Nina war egal, was alle anderen taten, sie wollte einfach nur ihren Zimmerschlüssel. Eine Tasse Tee (sie hatte ein paar Tetley-Teebeutel mitgenommen), eine schnelle Dusche und eine Mütze Schlaf, das war es, was sie brauchte.

»Mein Schlüssel«, sagte sie kurz angebunden.

Flossie musterte sie verärgert. »Da ist er doch.« Sie deutete auf den Schlüssel, der auf einer Kommode lag.

»Na endlich!« Nina nahm ihn und schaute nach der Nummer. »Zweihundertundsechzehn«, sagte sie. »Das ist dein Schlüssel.«

»Und deiner.«

»Ich will einen eigenen.«

Flossie drückte ihre Zigarette in dem Aschenbecher aus, der auf dem kleinen Tisch auf dem Balkon stand, und drehte sich zu ihr um. »Du kannst aber keinen bekommen«, sagte sie. »Du hast doch gehört, was der Mann an der Rezeption gesagt hat: ein Zimmer, ein Schlüssel.«

Es dauerte eine Weile, bis der Groschen fiel. Nina wusste, dass sie dazu neigte, das Offensichtliche nicht zu sehen, obwohl sie eine intelligente Frau war.

»Willst du damit sagen, wir teilen uns ein Zimmer?« Sie schloss die Augen, als ihr klar wurde, was passiert war. Mum, dachte sie, wenn ich wieder zu Hause bin, bringe ich dich um. »Hattest du nicht gesagt, du hättest getrennte Zimmer gebucht?«

»Nein. Das habe ich vergessen.« Flossie musterte sie aus großen, unschuldigen Augen. »Aber sieh doch mal das Positive daran. Einzelzimmer wären längst nicht so schön, und du glaubst doch nicht, dass du ein solches Zimmer ganz für dich allein haben kannst, oder? Nicht bei diesen Preisen.«

Doch, genau das hatte Nina geglaubt. Hätte sie ihre Großmutter nur beim Gang in das Reisebüro begleitet und die Buchung korrigiert!

Wenigstens gab es Einzelbetten. Bei dem Gedanken, mit ihrer angetrunkenen Granny in Löffelchenstellung schlafen zu müssen, zuckte Nina unwillkürlich zusammen.
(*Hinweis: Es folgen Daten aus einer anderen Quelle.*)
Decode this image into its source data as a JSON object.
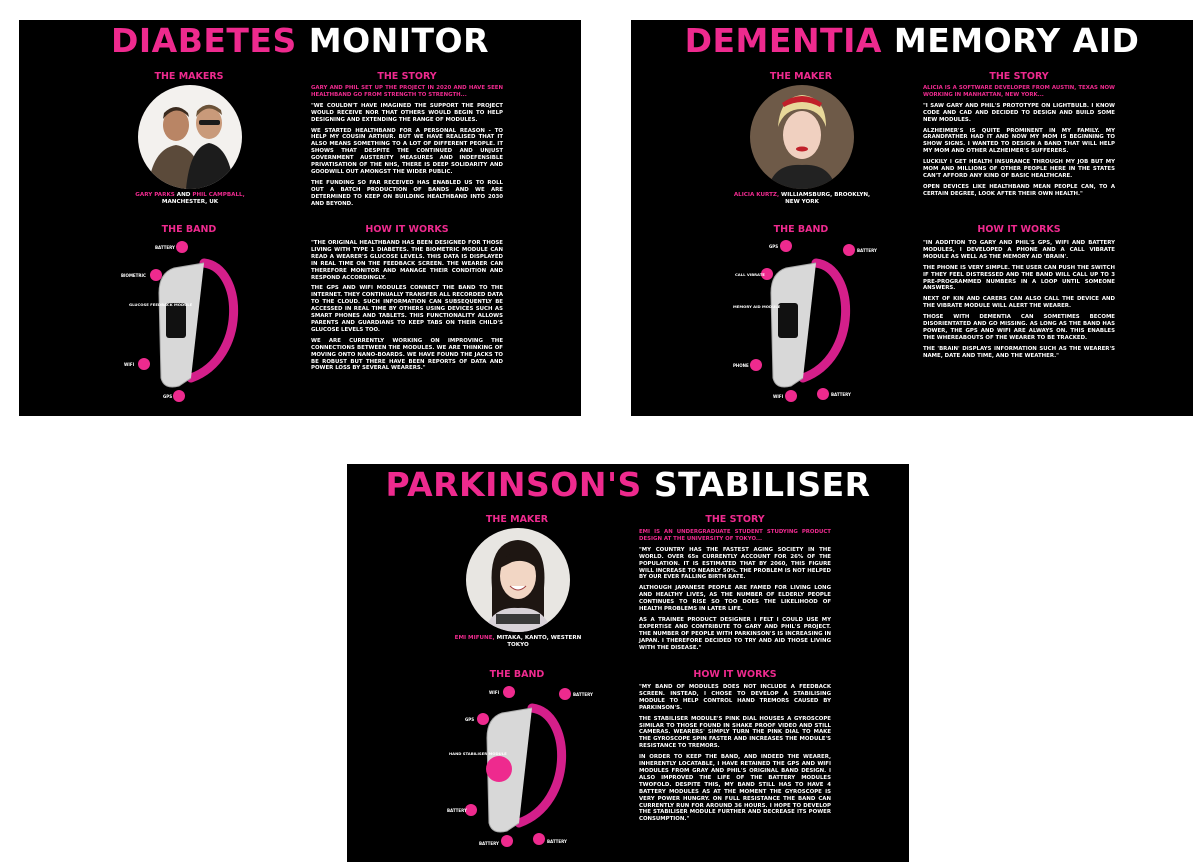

»Komm her und sieh dir diese Aussicht an!«, rief Flossie, und Nina ließ zu, dass sie das Thema wechselte. Ändern ließ sich an der Situation ohnehin nichts mehr, also würde sie einfach das Beste daraus machen. Außerdem wollte sie Gran nicht daran erinnern, dass das Bett, in dem Nina schlafen würde, ursprünglich für ihren Mann vorgesehen war, und sie fühlte sich ein wenig schuldig, weil sie so viel Aufhebens darum gemacht hatte.

Vom Balkon aus blickten sie auf den Pool, und auf was für einen! In dem Prospekt wurde er als Freiformpool beschrieben, erinnerte sich Nina, als sie auf die geschwungene Form und das türkisfarbene Wasser starrte.

Soweit sie es von hier aus sehen konnte, waren auch die Außenanlagen sehr schön. Es gab jede Menge Platz zwischen den Sonnenliegen und auch viele Schirme. Blühende Bäume und Büsche säumten die gepflasterten Gehwege und wuchsen an den weißen Mauern des unteren Stockwerks empor. Der Rasen war gepflegt, und Nina bemerkte, dass die Sprinkler eingeschaltet waren.

Es schien hier sehr hübsch zu sein, und sie war froh, dass ihre Mutter sie zum Mitfahren überredet hatte. Na ja, mehr oder weniger.